Organic certification for this segment also presents logistical challenges, because the industry is so new. The infrastructure to support different aspects of production is still developing. From organic feed supply to veterinarians who understand natural medicines and preventive care, from sources of livestock for ranchers to consumer understanding, this segment is just breaking through.

"We're still in the early stages of the introduction of this product category to the market," says Katherine DiMatteo, executive director of the Organic Trade Association.

That's in part because before 1999, the USDA and the Food Safety and Inspection Service did not allow anything on a meat label that was not clearly defined. "In the '90s," Saunders says, "when the whole organic movement was getting its legs underneath it, consumers didn't have meat choices that were organic."

"All other organic food products have had the organic label for a longtime, so eco-labels [like Food Alliance based in Portland, Ore.] face a battle to create consumer demand," DiMatteo says. "But that's not true with meat. All these claims—organic, grass fed, free farmed or natural—have similar awareness with consumers."

For the Free Farmed program, just like organic, or any other brand identity, if people don't know what it means, it's not going to make a difference. Practically speaking, it all comes down to promotion and consumer awareness.

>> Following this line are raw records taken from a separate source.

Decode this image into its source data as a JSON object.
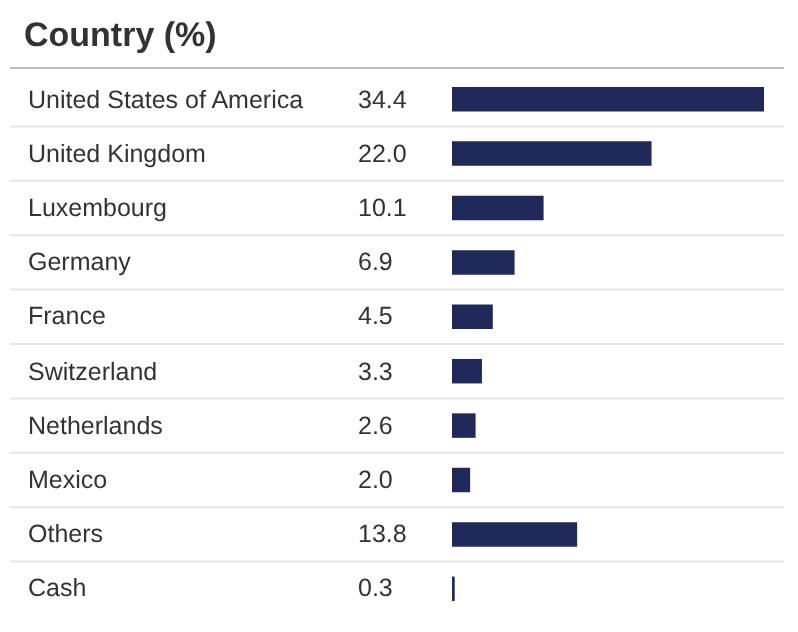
{
  "chart_data": {
    "type": "bar",
    "orientation": "horizontal",
    "title": "Country (%)",
    "categories": [
      "United States of America",
      "United Kingdom",
      "Luxembourg",
      "Germany",
      "France",
      "Switzerland",
      "Netherlands",
      "Mexico",
      "Others",
      "Cash"
    ],
    "values": [
      34.4,
      22.0,
      10.1,
      6.9,
      4.5,
      3.3,
      2.6,
      2.0,
      13.8,
      0.3
    ],
    "value_labels": [
      "34.4",
      "22.0",
      "10.1",
      "6.9",
      "4.5",
      "3.3",
      "2.6",
      "2.0",
      "13.8",
      "0.3"
    ],
    "color": "#1f2a5a"
  }
}
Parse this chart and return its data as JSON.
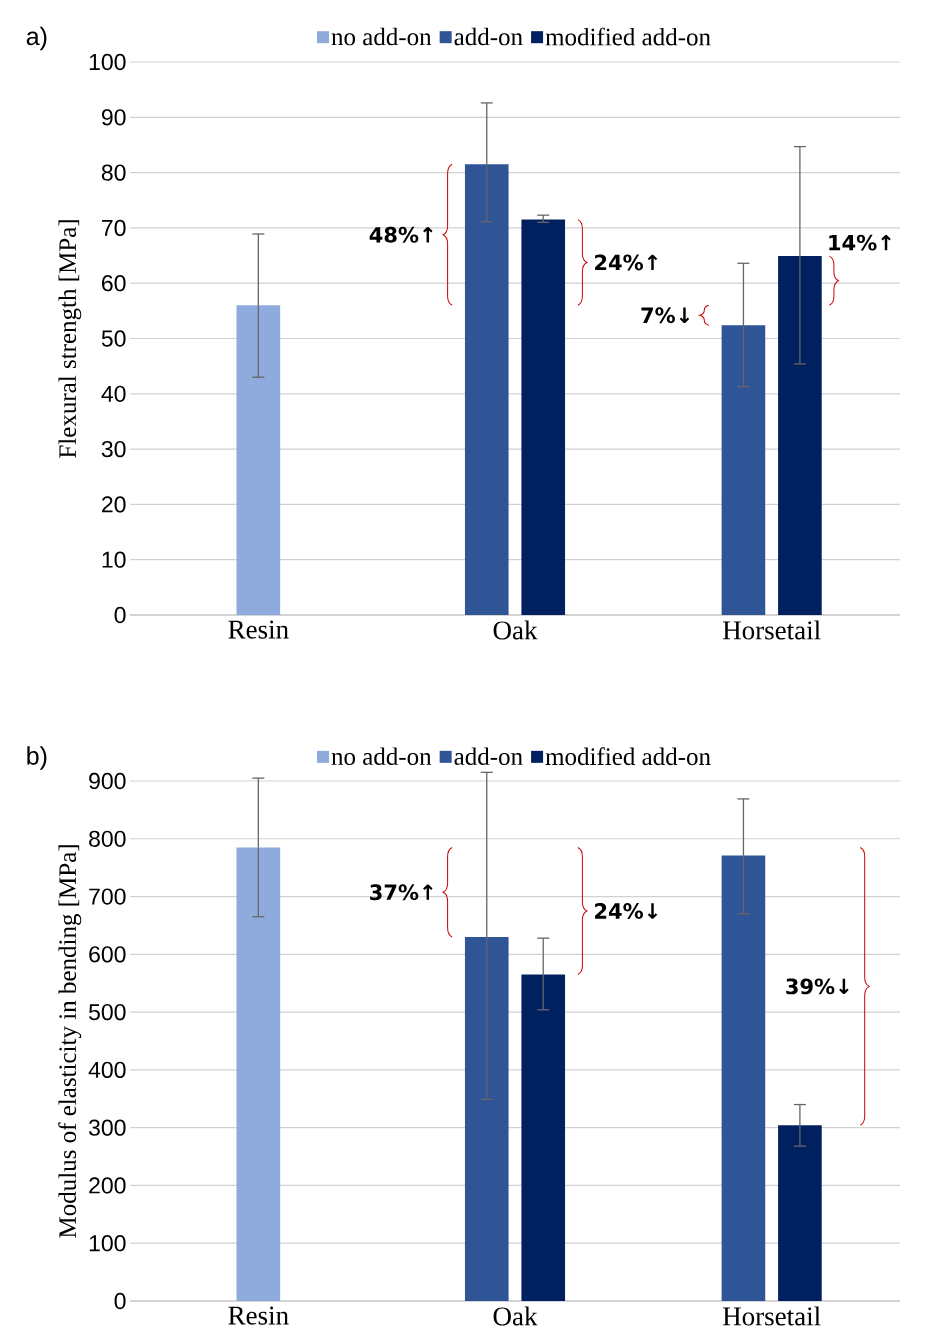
{
  "chart_data": [
    {
      "type": "bar",
      "title": "a)",
      "ylabel": "Flexural strength [MPa]",
      "categories": [
        "Resin",
        "Oak",
        "Horsetail"
      ],
      "series": [
        {
          "name": "no add-on",
          "color": "#8faadc",
          "values": [
            56.0,
            null,
            null
          ],
          "errors": [
            [
              43.0,
              68.9
            ],
            null,
            null
          ]
        },
        {
          "name": "add-on",
          "color": "#2f5597",
          "values": [
            null,
            81.5,
            52.4
          ],
          "errors": [
            null,
            [
              71.1,
              92.6
            ],
            [
              41.3,
              63.6
            ]
          ]
        },
        {
          "name": "modified add-on",
          "color": "#002060",
          "values": [
            null,
            71.5,
            64.9
          ],
          "errors": [
            null,
            [
              71.0,
              72.3
            ],
            [
              45.4,
              84.7
            ]
          ]
        }
      ],
      "ylim": [
        0,
        100
      ],
      "yticks": [
        0,
        10,
        20,
        30,
        40,
        50,
        60,
        70,
        80,
        90,
        100
      ],
      "grid": "y",
      "legend": "top",
      "annotations": [
        "48%↑",
        "24%↑",
        "7%↓",
        "14%↑"
      ]
    },
    {
      "type": "bar",
      "title": "b)",
      "ylabel": "Modulus of elasticity in bending [MPa]",
      "categories": [
        "Resin",
        "Oak",
        "Horsetail"
      ],
      "series": [
        {
          "name": "no add-on",
          "color": "#8faadc",
          "values": [
            785,
            null,
            null
          ],
          "errors": [
            [
              665,
              905
            ],
            null,
            null
          ]
        },
        {
          "name": "add-on",
          "color": "#2f5597",
          "values": [
            null,
            630,
            771
          ],
          "errors": [
            null,
            [
              349,
              915
            ],
            [
              670,
              869
            ]
          ]
        },
        {
          "name": "modified add-on",
          "color": "#002060",
          "values": [
            null,
            565,
            304
          ],
          "errors": [
            null,
            [
              504,
              628
            ],
            [
              268,
              340
            ]
          ]
        }
      ],
      "ylim": [
        0,
        900
      ],
      "yticks": [
        0,
        100,
        200,
        300,
        400,
        500,
        600,
        700,
        800,
        900
      ],
      "grid": "y",
      "legend": "top",
      "annotations": [
        "37%↑",
        "24%↓",
        "39%↓"
      ]
    }
  ]
}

But Douglass believes that both the Free Farmed and organic programs can survive and prosper. And she doesn't think shoppers will compare labels. "We're not competing with organic," Douglass says. "We focus on different things, even though there's probably some overlap. Organic is an environmental standard, but Free Farmed is primarily a welfare standard."

Humane treatment of animals is an overarching value in this country, Tawse says. America is an animal-loving society, and for those producers who can't or aren't willing to go organic, there's another added-value program that speaks to consumers and improves conditions for more herds heretofore subjected to conventional care. The Free Farmed program gives producers a lower bar to aim for.

But Saunders believes the presence of alternative added-value claims for meat and dairy products will only cause consumer and retailer confusion. With the Free Farmed program out there, not to mention label claims such as grass-fed and natural, "We've got an uphill climb to differentiate ourselves now."